“Are we running away?”

“Yes.”

The girl on the floor lapsed into silence. Donna, resting against the steering wheel, closed her eyes. At some point, she fell asleep. She was awakened by a quiet sob.

“Sandy, what is it?”

“It won’t do any good.”

“What won’t?”

“He’ll get us.”

“Honey!”

“He will!”

“Try to sleep, honey. It’ll be all right. You’ll see.”

The girl became silent except for an occasional sniff. Donna, leaning on the steering wheel, waited for sleep. When it finally came, it was a tense, aching half-sleep feverish with vivid dreams. She stood it as long as she could. At last, she had to get out. If the rest of her body could endure the torment, her full bladder couldn’t.

Taking the box of Kleenex from the floor beside Sandy, she climbed silently from the car. The chilly air made her shake. She breathed deeply. Rolling her head, she tried to work the stiffness out of her sore neck muscles. It didn’t seem to help much. She locked the door and pushed it quietly shut.

Before letting go of its handle, she looked over the top of the car. On the shoulder of the road, less then twenty feet from the rear of the Maverick, was a pickup truck.

Axel Kutch sat on the roof of its cab, legs hanging over the windshield. His face, turned skyward, was lighted by a full moon. He seemed to be staring at it, as if entranced.

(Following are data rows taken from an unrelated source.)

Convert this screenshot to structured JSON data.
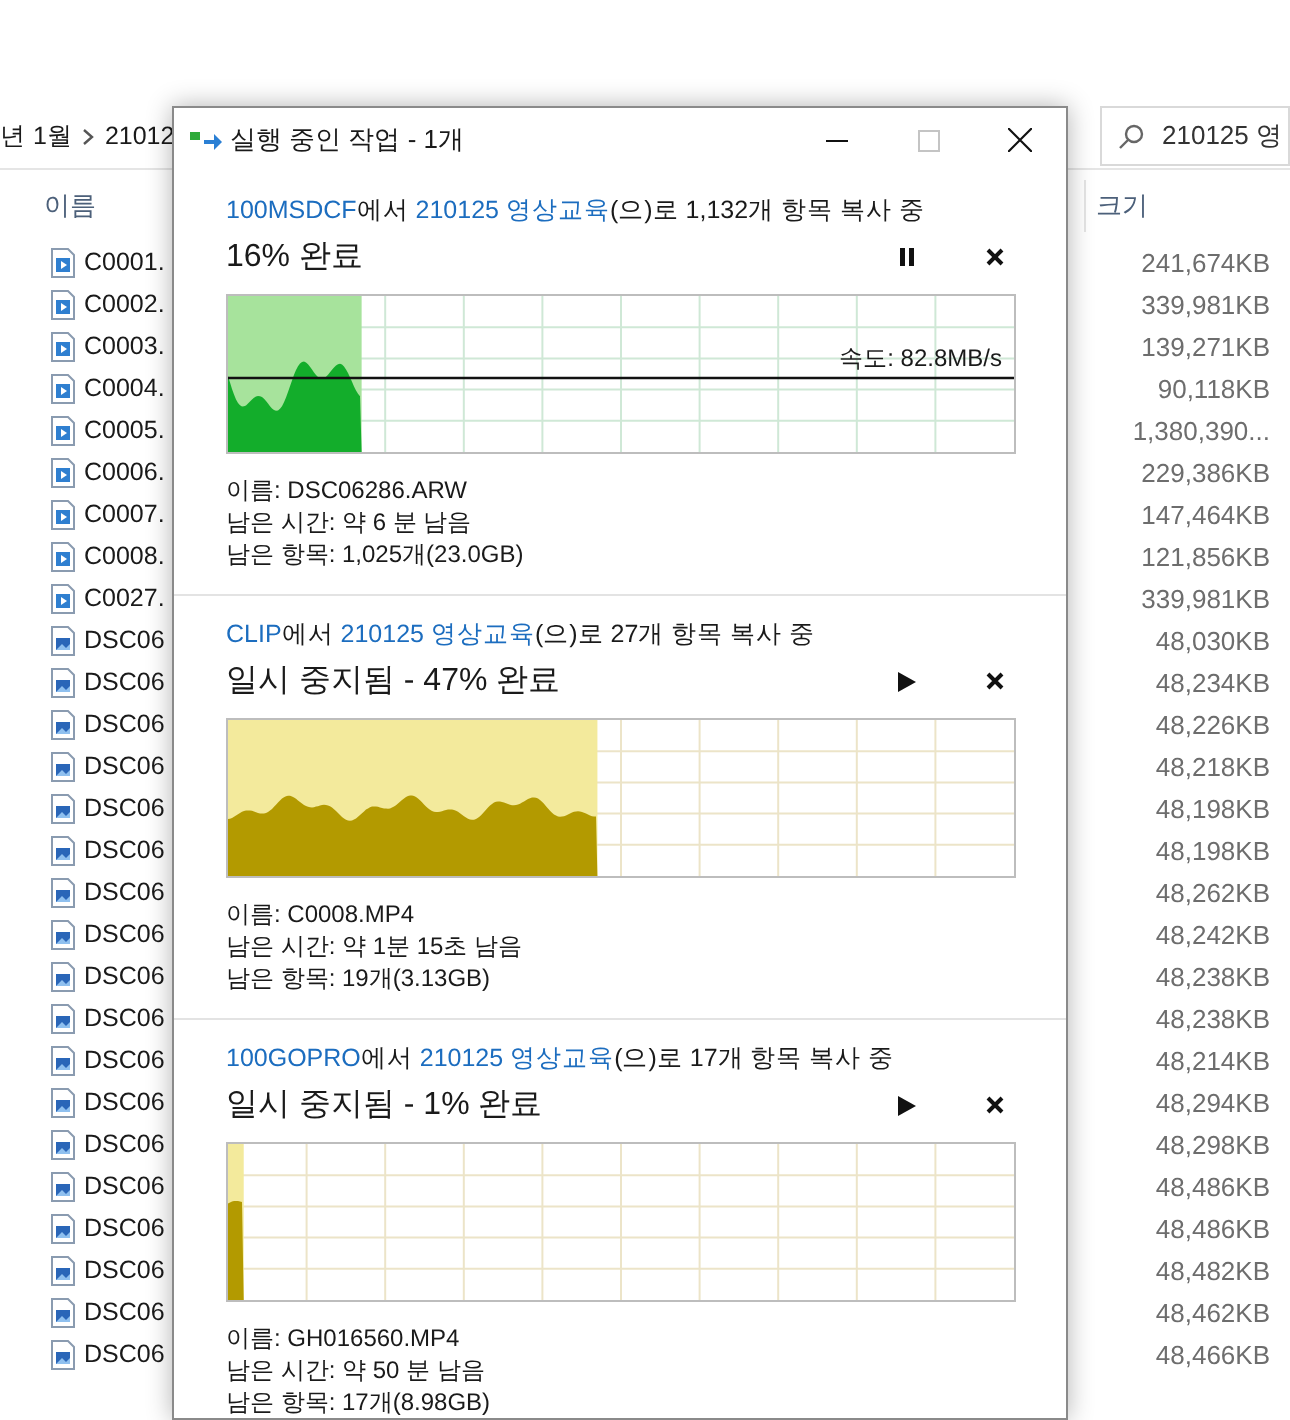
{
  "explorer": {
    "breadcrumb": [
      "년 1월",
      "21012"
    ],
    "search": {
      "value": "210125 영"
    },
    "columns": [
      "이름",
      "크기"
    ],
    "files": [
      {
        "name": "C0001.",
        "size": "241,674KB",
        "kind": "video"
      },
      {
        "name": "C0002.",
        "size": "339,981KB",
        "kind": "video"
      },
      {
        "name": "C0003.",
        "size": "139,271KB",
        "kind": "video"
      },
      {
        "name": "C0004.",
        "size": "90,118KB",
        "kind": "video"
      },
      {
        "name": "C0005.",
        "size": "1,380,390...",
        "kind": "video"
      },
      {
        "name": "C0006.",
        "size": "229,386KB",
        "kind": "video"
      },
      {
        "name": "C0007.",
        "size": "147,464KB",
        "kind": "video"
      },
      {
        "name": "C0008.",
        "size": "121,856KB",
        "kind": "video"
      },
      {
        "name": "C0027.",
        "size": "339,981KB",
        "kind": "video"
      },
      {
        "name": "DSC06",
        "size": "48,030KB",
        "kind": "image"
      },
      {
        "name": "DSC06",
        "size": "48,234KB",
        "kind": "image"
      },
      {
        "name": "DSC06",
        "size": "48,226KB",
        "kind": "image"
      },
      {
        "name": "DSC06",
        "size": "48,218KB",
        "kind": "image"
      },
      {
        "name": "DSC06",
        "size": "48,198KB",
        "kind": "image"
      },
      {
        "name": "DSC06",
        "size": "48,198KB",
        "kind": "image"
      },
      {
        "name": "DSC06",
        "size": "48,262KB",
        "kind": "image"
      },
      {
        "name": "DSC06",
        "size": "48,242KB",
        "kind": "image"
      },
      {
        "name": "DSC06",
        "size": "48,238KB",
        "kind": "image"
      },
      {
        "name": "DSC06",
        "size": "48,238KB",
        "kind": "image"
      },
      {
        "name": "DSC06",
        "size": "48,214KB",
        "kind": "image"
      },
      {
        "name": "DSC06",
        "size": "48,294KB",
        "kind": "image"
      },
      {
        "name": "DSC06",
        "size": "48,298KB",
        "kind": "image"
      },
      {
        "name": "DSC06",
        "size": "48,486KB",
        "kind": "image"
      },
      {
        "name": "DSC06",
        "size": "48,486KB",
        "kind": "image"
      },
      {
        "name": "DSC06",
        "size": "48,482KB",
        "kind": "image"
      },
      {
        "name": "DSC06",
        "size": "48,462KB",
        "kind": "image"
      },
      {
        "name": "DSC06",
        "size": "48,466KB",
        "kind": "image"
      }
    ]
  },
  "dialog": {
    "title": "실행 중인 작업 - 1개",
    "maximize_disabled": true,
    "operations": [
      {
        "source": "100MSDCF",
        "from_word": "에서",
        "destination": "210125 영상교육",
        "suffix": "(으)로 1,132개 항목 복사 중",
        "status": "16% 완료",
        "paused": false,
        "level": 0.17,
        "speed": "속도: 82.8MB/s",
        "details": [
          "이름: DSC06286.ARW",
          "남은 시간: 약 6 분 남음",
          "남은 항목: 1,025개(23.0GB)"
        ]
      },
      {
        "source": "CLIP",
        "from_word": "에서",
        "destination": "210125 영상교육",
        "suffix": "(으)로 27개 항목 복사 중",
        "status": "일시 중지됨 - 47% 완료",
        "paused": true,
        "level": 0.47,
        "details": [
          "이름: C0008.MP4",
          "남은 시간: 약 1분 15초 남음",
          "남은 항목: 19개(3.13GB)"
        ]
      },
      {
        "source": "100GOPRO",
        "from_word": "에서",
        "destination": "210125 영상교육",
        "suffix": "(으)로 17개 항목 복사 중",
        "status": "일시 중지됨 - 1% 완료",
        "paused": true,
        "level": 0.02,
        "details": [
          "이름: GH016560.MP4",
          "남은 시간: 약 50 분 남음",
          "남은 항목: 17개(8.98GB)"
        ]
      }
    ]
  }
}
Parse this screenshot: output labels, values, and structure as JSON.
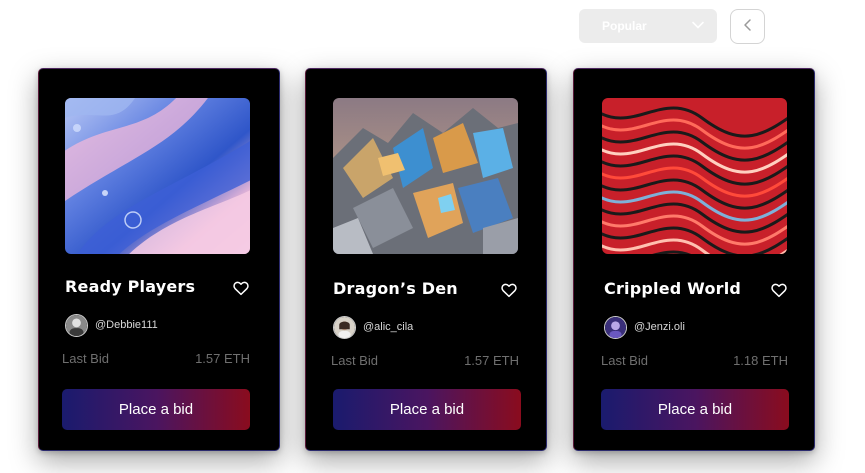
{
  "toolbar": {
    "sort_label": "Popular",
    "sort_icon": "chevron-down-icon",
    "prev_icon": "chevron-left-icon"
  },
  "cards": [
    {
      "title": "Ready Players",
      "handle": "@Debbie111",
      "last_bid_label": "Last Bid",
      "last_bid_value": "1.57 ETH",
      "button_label": "Place a bid",
      "art": "marbled-pink-blue-abstract",
      "avatar": "avatar-grayscale-man"
    },
    {
      "title": "Dragon’s Den",
      "handle": "@alic_cila",
      "last_bid_label": "Last Bid",
      "last_bid_value": "1.57 ETH",
      "button_label": "Place a bid",
      "art": "iridescent-crumpled-foil",
      "avatar": "avatar-woman"
    },
    {
      "title": "Crippled World",
      "handle": "@Jenzi.oli",
      "last_bid_label": "Last Bid",
      "last_bid_value": "1.18 ETH",
      "button_label": "Place a bid",
      "art": "red-wavy-lines-abstract",
      "avatar": "avatar-purple"
    }
  ],
  "colors": {
    "card_bg": "#000000",
    "button_gradient_start": "#1a1b6e",
    "button_gradient_end": "#8a0c1e",
    "muted_text": "#6f6f6f"
  }
}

Silently, Donna crept down the slope. From the bottom of the ditch, she could still see Axel’s head. She watched it as she opened her corduroys. The huge head was still tilted back, its mouth gaping. She crouched close to the car.

The breeze was cold on her skin.

I was cold, like that time. And I had my pants down.

Everything will be fine, she thought.

He’ll sniff us down.

When she finished, Donna climbed the slope to the roadside. Axel, sitting on the roof of his truck cab, didn’t seem to notice.

“Axel?”

His hands flinched. He looked down at her and smiled. “Donna,” he said.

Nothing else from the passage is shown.